In China, oil imports for April exceeded last year’s figures, driven by signs of improving trade activity, as exports and imports returned to growth after a previous contraction.

ANZ Research analysts highlighted the ongoing strength in demand from China, suggesting that this could keep commodity markets well supported in the near term.

The positive momentum in demand from these key economies has provided a significant boost to oil prices in recent trading sessions.

However, amidst these bullish indicators, geopolitical tensions in the Middle East have added further support to oil markets. Reports of a Ukrainian drone attack setting fire to an oil refinery in Russia’s Kaluga region have heightened concerns about supply disruptions and escalated tensions in the region.

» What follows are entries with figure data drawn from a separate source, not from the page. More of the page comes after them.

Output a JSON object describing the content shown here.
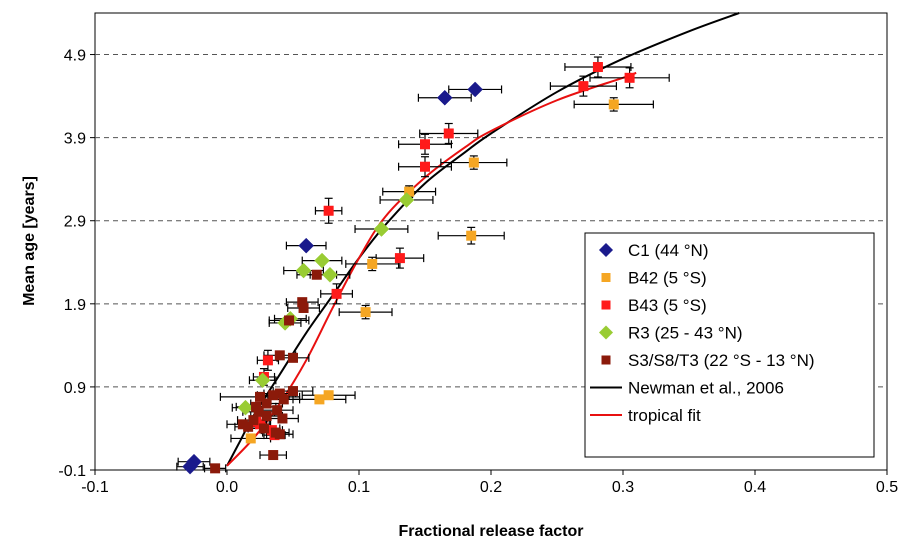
{
  "chart_data": {
    "type": "scatter",
    "xlabel": "Fractional release factor",
    "ylabel": "Mean age [years]",
    "xlim": [
      -0.1,
      0.5
    ],
    "ylim": [
      -0.1,
      5.4
    ],
    "xticks": [
      "-0.1",
      "0.0",
      "0.1",
      "0.2",
      "0.3",
      "0.4",
      "0.5"
    ],
    "yticks": [
      "-0.1",
      "0.9",
      "1.9",
      "2.9",
      "3.9",
      "4.9"
    ],
    "grid": "horizontal dashed",
    "legend_position": "right-lower",
    "series": [
      {
        "name": "C1 (44 °N)",
        "marker": "diamond",
        "color": "#1a1a8c",
        "points": [
          {
            "x": 0.165,
            "y": 4.38,
            "xerr": 0.02
          },
          {
            "x": 0.188,
            "y": 4.48,
            "xerr": 0.02
          },
          {
            "x": 0.06,
            "y": 2.6,
            "xerr": 0.015
          },
          {
            "x": -0.025,
            "y": 0.0,
            "xerr": 0.012
          },
          {
            "x": -0.028,
            "y": -0.06,
            "xerr": 0.01
          }
        ]
      },
      {
        "name": "B42 (5 °S)",
        "marker": "square",
        "color": "#f5a623",
        "points": [
          {
            "x": 0.293,
            "y": 4.3,
            "xerr": 0.03,
            "yerr": 0.08
          },
          {
            "x": 0.187,
            "y": 3.6,
            "xerr": 0.025,
            "yerr": 0.08
          },
          {
            "x": 0.138,
            "y": 3.25,
            "xerr": 0.02,
            "yerr": 0.07
          },
          {
            "x": 0.185,
            "y": 2.72,
            "xerr": 0.025,
            "yerr": 0.1
          },
          {
            "x": 0.11,
            "y": 2.38,
            "xerr": 0.02,
            "yerr": 0.08
          },
          {
            "x": 0.105,
            "y": 1.8,
            "xerr": 0.02,
            "yerr": 0.08
          },
          {
            "x": 0.077,
            "y": 0.8,
            "xerr": 0.02
          },
          {
            "x": 0.07,
            "y": 0.75,
            "xerr": 0.02
          },
          {
            "x": 0.018,
            "y": 0.28,
            "xerr": 0.015
          }
        ]
      },
      {
        "name": "B43 (5 °S)",
        "marker": "square",
        "color": "#ff1a1a",
        "points": [
          {
            "x": 0.281,
            "y": 4.75,
            "xerr": 0.025,
            "yerr": 0.12
          },
          {
            "x": 0.305,
            "y": 4.62,
            "xerr": 0.03,
            "yerr": 0.12
          },
          {
            "x": 0.27,
            "y": 4.52,
            "xerr": 0.025,
            "yerr": 0.12
          },
          {
            "x": 0.168,
            "y": 3.95,
            "xerr": 0.022,
            "yerr": 0.12
          },
          {
            "x": 0.15,
            "y": 3.82,
            "xerr": 0.02,
            "yerr": 0.12
          },
          {
            "x": 0.15,
            "y": 3.55,
            "xerr": 0.02,
            "yerr": 0.12
          },
          {
            "x": 0.077,
            "y": 3.02,
            "xerr": 0.01,
            "yerr": 0.15
          },
          {
            "x": 0.131,
            "y": 2.45,
            "xerr": 0.018,
            "yerr": 0.12
          },
          {
            "x": 0.083,
            "y": 2.02,
            "xerr": 0.012,
            "yerr": 0.12
          },
          {
            "x": 0.031,
            "y": 1.22,
            "xerr": 0.008,
            "yerr": 0.12
          },
          {
            "x": 0.028,
            "y": 1.02,
            "xerr": 0.008,
            "yerr": 0.1
          },
          {
            "x": 0.025,
            "y": 0.45,
            "xerr": 0.008
          },
          {
            "x": 0.034,
            "y": 0.38,
            "xerr": 0.008
          },
          {
            "x": 0.036,
            "y": 0.32,
            "xerr": 0.008
          },
          {
            "x": 0.022,
            "y": 0.48,
            "xerr": 0.008
          }
        ]
      },
      {
        "name": "R3 (25 - 43 °N)",
        "marker": "diamond",
        "color": "#99cc33",
        "points": [
          {
            "x": 0.136,
            "y": 3.15,
            "xerr": 0.02
          },
          {
            "x": 0.117,
            "y": 2.8,
            "xerr": 0.02
          },
          {
            "x": 0.072,
            "y": 2.42,
            "xerr": 0.015
          },
          {
            "x": 0.058,
            "y": 2.3,
            "xerr": 0.015
          },
          {
            "x": 0.078,
            "y": 2.25,
            "xerr": 0.015
          },
          {
            "x": 0.048,
            "y": 1.72,
            "xerr": 0.012
          },
          {
            "x": 0.044,
            "y": 1.67,
            "xerr": 0.012
          },
          {
            "x": 0.027,
            "y": 0.98,
            "xerr": 0.01
          },
          {
            "x": 0.014,
            "y": 0.65,
            "xerr": 0.01
          }
        ]
      },
      {
        "name": "S3/S8/T3 (22 °S - 13 °N)",
        "marker": "square",
        "color": "#8b1a0a",
        "points": [
          {
            "x": 0.068,
            "y": 2.25,
            "xerr": 0.015
          },
          {
            "x": 0.057,
            "y": 1.92,
            "xerr": 0.012
          },
          {
            "x": 0.058,
            "y": 1.85,
            "xerr": 0.012
          },
          {
            "x": 0.047,
            "y": 1.7,
            "xerr": 0.015
          },
          {
            "x": 0.04,
            "y": 1.28,
            "xerr": 0.012
          },
          {
            "x": 0.05,
            "y": 1.25,
            "xerr": 0.012
          },
          {
            "x": 0.05,
            "y": 0.85,
            "xerr": 0.015
          },
          {
            "x": 0.04,
            "y": 0.82,
            "xerr": 0.012
          },
          {
            "x": 0.035,
            "y": 0.8,
            "xerr": 0.012
          },
          {
            "x": 0.025,
            "y": 0.78,
            "xerr": 0.03
          },
          {
            "x": 0.043,
            "y": 0.75,
            "xerr": 0.012
          },
          {
            "x": 0.03,
            "y": 0.7,
            "xerr": 0.012
          },
          {
            "x": 0.022,
            "y": 0.66,
            "xerr": 0.015
          },
          {
            "x": 0.038,
            "y": 0.62,
            "xerr": 0.012
          },
          {
            "x": 0.024,
            "y": 0.6,
            "xerr": 0.012
          },
          {
            "x": 0.03,
            "y": 0.55,
            "xerr": 0.012
          },
          {
            "x": 0.042,
            "y": 0.52,
            "xerr": 0.012
          },
          {
            "x": 0.02,
            "y": 0.5,
            "xerr": 0.012
          },
          {
            "x": 0.012,
            "y": 0.45,
            "xerr": 0.012
          },
          {
            "x": 0.016,
            "y": 0.42,
            "xerr": 0.01
          },
          {
            "x": 0.028,
            "y": 0.4,
            "xerr": 0.012
          },
          {
            "x": 0.037,
            "y": 0.35,
            "xerr": 0.01
          },
          {
            "x": 0.04,
            "y": 0.33,
            "xerr": 0.01
          },
          {
            "x": 0.035,
            "y": 0.08,
            "xerr": 0.01
          },
          {
            "x": -0.009,
            "y": -0.08,
            "xerr": 0.008
          }
        ]
      },
      {
        "name": "Newman et al., 2006",
        "type": "line",
        "color": "#000000",
        "x": [
          0.0,
          0.01,
          0.02,
          0.04,
          0.06,
          0.08,
          0.1,
          0.12,
          0.15,
          0.18,
          0.2,
          0.25,
          0.3,
          0.35,
          0.388
        ],
        "y": [
          -0.05,
          0.25,
          0.55,
          1.05,
          1.55,
          2.0,
          2.45,
          2.85,
          3.35,
          3.72,
          3.95,
          4.45,
          4.85,
          5.18,
          5.4
        ]
      },
      {
        "name": "tropical fit",
        "type": "line",
        "color": "#e81010",
        "x": [
          0.0,
          0.02,
          0.04,
          0.06,
          0.08,
          0.1,
          0.12,
          0.15,
          0.18,
          0.2,
          0.25,
          0.3,
          0.31
        ],
        "y": [
          -0.05,
          0.28,
          0.7,
          1.22,
          1.85,
          2.45,
          2.95,
          3.42,
          3.78,
          3.98,
          4.35,
          4.62,
          4.68
        ]
      }
    ]
  }
}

Also, ongoing conflict in the Gaza Strip has fueled apprehensions of broader unrest, particularly given Iran’s support for Palestinian group Hamas.

Citi analysts emphasized the geopolitical risks facing the oil market, pointing to Israel’s actions in Rafah and growing tensions along its northern border. They cautioned that such risks could persist throughout the second quarter of 2024.

Despite the current bullish sentiment, analysts anticipate a moderation in oil prices as global demand growth appears to be moderating with Brent crude expected to average $86 a barrel in the second quarter and $74 in the third quarter.

The combination of robust demand from key economies like the U.S. and China, coupled with geopolitical tensions in the Middle East, continues to influence oil markets with Brent crude hovering above $84 a barrel.

As investors closely monitor developments in both demand dynamics and geopolitical events, the outlook for oil prices remains subject to ongoing market volatility and uncertainty.